Lettre de Saint-Évremond au prince d’Auvergne


CXXV. Lettre à M. le prince d’Auvergne.


LETTRE À M. LE PRINCE D’AUVERGNE1.
(1701.)

J’avois toujours ouï dire que l’amitié ne remontoit point : sentiment fondé sur quelques observations, que les pères aiment mieux leurs enfants, qu’ils n’en sont aimés. Pour les pères, je n’en disconviens pas ; mais je trouve le proverbe faux, à l’égard des grands-pères, par ma propre expérience. L’amitié de mon petit-fils ne s’arrête pas au premier degré ; elle remonte de toute sa force pour venir au grand-papa2. Que ne fait-on point pour lui plaire ? on donne d’excellent vin, à Londres ; on envoie du meilleur thé de Hollande ; on écrit le premier. Je pousserois ces On-là bien loin ; mais je veux quitter cette espèce de tierce personne, introduite à la cour par M. de Turenne3 et entretenue, après sa mort, par ceux de sa maison ; je la veux quitter, pour vous faire directement des reproches, qui montrent la tendresse du grand-papa. Comment avez-vous pu quitter l’Angleterre, pour aller prendre une fièvre en Hollande ? Si vous étiez demeuré à Londres, notre docteur eût empêché sûrement la maladie, par le régime ordinaire qu’il prescrit, et qu’il observe lui-même. Il vous eût fait faire, dans votre chambre, un potage de santé, avec un bon chapon, un jarret de veau, du céleri et de la chicorée. Il eût fait rôtir deux perdrix, ou trois, si j’y avois été, bien piquées, et de bon fumet. Il y auroit ajouté un hêtudeau4, et un pigeon de volière, pour chacun. Le vin de Villiers pris, modérément, eût fait partie d’une simplicité honnête, et nécessaire, pour se bien porter. Mais le cher docteur entre dans ma chambre : ne pouvant empêcher présentement la maladie, il va vous dire les remèdes qu’il faut employer pour la guérison, etc.


NOTES DE L’ÉDITEUR

1. Emmanuel-Maurice de la Tour, dit le bailly d’Auvergne, mort à la Haye, en mars 1702, peu de temps après que M. de Saint-Évremond lui eut écrit cette lettre. Il étoit le fils de Frédéric-Maurice de la Tour, duc de Bouillon, frère aîné du vicomte de Turenne.
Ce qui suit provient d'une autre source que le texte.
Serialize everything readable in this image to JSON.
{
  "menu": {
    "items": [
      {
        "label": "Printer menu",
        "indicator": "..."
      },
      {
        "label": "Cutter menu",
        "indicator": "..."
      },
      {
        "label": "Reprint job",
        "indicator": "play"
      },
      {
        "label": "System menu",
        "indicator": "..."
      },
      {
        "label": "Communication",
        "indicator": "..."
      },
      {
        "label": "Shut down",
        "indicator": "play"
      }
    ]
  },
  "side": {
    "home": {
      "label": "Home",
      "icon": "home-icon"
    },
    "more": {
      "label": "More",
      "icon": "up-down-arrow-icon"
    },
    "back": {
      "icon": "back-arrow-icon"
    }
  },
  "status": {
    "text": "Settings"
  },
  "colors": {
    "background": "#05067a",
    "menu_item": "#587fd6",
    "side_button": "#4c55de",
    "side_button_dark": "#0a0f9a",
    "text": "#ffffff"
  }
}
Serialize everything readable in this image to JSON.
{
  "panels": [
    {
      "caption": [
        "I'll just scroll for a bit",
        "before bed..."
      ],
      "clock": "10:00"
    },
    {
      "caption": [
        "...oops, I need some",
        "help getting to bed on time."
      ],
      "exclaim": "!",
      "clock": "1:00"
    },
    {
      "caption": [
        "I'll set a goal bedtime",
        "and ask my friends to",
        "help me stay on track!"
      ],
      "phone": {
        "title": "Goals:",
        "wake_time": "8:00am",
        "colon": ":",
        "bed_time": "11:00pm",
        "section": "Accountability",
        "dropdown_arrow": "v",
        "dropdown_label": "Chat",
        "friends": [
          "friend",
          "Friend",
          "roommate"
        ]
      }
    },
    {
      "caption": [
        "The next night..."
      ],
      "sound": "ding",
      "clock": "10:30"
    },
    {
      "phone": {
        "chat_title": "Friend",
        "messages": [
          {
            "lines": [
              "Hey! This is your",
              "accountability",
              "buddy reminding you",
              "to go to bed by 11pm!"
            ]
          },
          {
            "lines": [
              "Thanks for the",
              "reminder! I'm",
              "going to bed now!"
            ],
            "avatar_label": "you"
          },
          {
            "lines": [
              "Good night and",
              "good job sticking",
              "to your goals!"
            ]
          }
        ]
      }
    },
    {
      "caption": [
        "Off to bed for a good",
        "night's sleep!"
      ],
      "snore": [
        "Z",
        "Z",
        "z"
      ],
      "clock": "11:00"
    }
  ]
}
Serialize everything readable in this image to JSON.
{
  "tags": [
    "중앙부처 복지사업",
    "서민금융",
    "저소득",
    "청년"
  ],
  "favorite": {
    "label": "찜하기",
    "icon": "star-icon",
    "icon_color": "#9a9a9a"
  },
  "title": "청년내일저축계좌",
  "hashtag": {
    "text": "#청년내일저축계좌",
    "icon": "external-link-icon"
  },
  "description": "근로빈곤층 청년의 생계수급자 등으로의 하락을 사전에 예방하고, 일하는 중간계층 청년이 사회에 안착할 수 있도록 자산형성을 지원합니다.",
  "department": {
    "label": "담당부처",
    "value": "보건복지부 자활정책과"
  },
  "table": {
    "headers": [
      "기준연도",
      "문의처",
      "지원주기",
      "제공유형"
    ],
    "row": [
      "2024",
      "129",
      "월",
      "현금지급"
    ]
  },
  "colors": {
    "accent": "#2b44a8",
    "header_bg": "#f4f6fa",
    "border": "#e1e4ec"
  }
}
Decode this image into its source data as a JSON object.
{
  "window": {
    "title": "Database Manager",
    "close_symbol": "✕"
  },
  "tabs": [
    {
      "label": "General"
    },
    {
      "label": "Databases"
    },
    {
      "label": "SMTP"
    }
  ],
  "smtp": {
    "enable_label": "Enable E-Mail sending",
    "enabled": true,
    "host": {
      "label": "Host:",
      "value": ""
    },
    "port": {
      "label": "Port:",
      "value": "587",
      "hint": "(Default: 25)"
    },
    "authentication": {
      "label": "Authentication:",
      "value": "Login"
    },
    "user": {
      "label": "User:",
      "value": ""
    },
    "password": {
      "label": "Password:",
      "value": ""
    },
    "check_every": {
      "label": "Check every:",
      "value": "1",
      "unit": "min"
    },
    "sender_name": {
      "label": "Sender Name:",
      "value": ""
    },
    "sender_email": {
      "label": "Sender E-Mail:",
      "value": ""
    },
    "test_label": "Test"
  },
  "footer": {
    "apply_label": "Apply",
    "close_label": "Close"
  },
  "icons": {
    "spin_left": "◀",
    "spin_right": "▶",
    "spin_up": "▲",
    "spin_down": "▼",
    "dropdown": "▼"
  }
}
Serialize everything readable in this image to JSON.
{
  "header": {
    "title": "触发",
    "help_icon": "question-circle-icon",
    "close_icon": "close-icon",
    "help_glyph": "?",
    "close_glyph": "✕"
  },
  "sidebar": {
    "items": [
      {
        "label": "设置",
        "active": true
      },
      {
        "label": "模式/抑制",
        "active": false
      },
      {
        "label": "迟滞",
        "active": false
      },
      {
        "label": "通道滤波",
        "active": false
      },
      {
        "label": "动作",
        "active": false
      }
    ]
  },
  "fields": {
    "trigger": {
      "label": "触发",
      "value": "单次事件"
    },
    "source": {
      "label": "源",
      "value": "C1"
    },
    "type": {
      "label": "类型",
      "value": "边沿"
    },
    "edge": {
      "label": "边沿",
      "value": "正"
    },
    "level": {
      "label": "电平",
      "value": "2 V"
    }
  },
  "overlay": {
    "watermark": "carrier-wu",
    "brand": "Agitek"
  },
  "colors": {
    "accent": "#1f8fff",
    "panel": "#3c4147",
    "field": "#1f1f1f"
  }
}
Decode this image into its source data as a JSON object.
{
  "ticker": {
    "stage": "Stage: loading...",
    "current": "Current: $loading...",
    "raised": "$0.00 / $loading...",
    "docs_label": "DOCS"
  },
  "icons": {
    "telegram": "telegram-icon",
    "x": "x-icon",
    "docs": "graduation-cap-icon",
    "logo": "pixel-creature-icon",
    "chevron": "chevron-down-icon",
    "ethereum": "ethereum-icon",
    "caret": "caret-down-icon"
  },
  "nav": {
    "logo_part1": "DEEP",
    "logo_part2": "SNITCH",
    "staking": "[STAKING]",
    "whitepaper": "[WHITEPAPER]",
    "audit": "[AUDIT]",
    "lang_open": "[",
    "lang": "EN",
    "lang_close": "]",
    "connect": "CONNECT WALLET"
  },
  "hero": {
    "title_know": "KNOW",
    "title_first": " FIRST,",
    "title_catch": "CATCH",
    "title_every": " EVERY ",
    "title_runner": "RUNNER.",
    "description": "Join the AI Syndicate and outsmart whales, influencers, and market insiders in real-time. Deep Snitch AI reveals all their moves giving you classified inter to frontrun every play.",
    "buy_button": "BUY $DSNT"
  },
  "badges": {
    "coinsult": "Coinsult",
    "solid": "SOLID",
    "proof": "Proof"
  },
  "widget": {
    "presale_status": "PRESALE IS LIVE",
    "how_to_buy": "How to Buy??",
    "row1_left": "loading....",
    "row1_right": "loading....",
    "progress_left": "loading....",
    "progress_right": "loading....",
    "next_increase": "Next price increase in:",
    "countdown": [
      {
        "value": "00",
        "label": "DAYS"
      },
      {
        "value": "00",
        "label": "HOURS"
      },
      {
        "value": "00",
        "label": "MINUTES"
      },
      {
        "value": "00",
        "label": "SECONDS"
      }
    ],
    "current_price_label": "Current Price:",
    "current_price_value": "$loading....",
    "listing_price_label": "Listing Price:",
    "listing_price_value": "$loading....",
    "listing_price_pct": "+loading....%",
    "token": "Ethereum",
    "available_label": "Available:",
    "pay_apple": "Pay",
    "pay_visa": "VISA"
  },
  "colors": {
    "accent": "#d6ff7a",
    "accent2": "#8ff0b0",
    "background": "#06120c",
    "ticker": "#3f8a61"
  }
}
2. Le prince Maurice appeloit ordinairement M. de Saint-Évremond son grand-papa. (Des Maizeaux.)

3. Observation curieuse, et qu’on ne trouve nulle autre part, sur l’introduction de cette manière de parler.

4. Nicot ecrit hestoudeau, et le définit : un chaponneau qui n’est ne poulet, pour estre plus gros, ne chapon, pour estre plus petit. Voy. Ménage, Dict. étym., vº hétoudeau, dernière édit. La forme la plus usitée, au temps de Saint-Évremond, étoit hétudeau ; on ne trouve plus aucun de ces mots dans nos dictionnaires modernes, l’Académie les ayant supprimés, on ne sait pourquoi, dès sa première édition. Laveaux dit que hestoudeau est un vieux mot inusité. M. Didot lui a donné un souvenir dans le Complément du dictionnaire de l’Académie.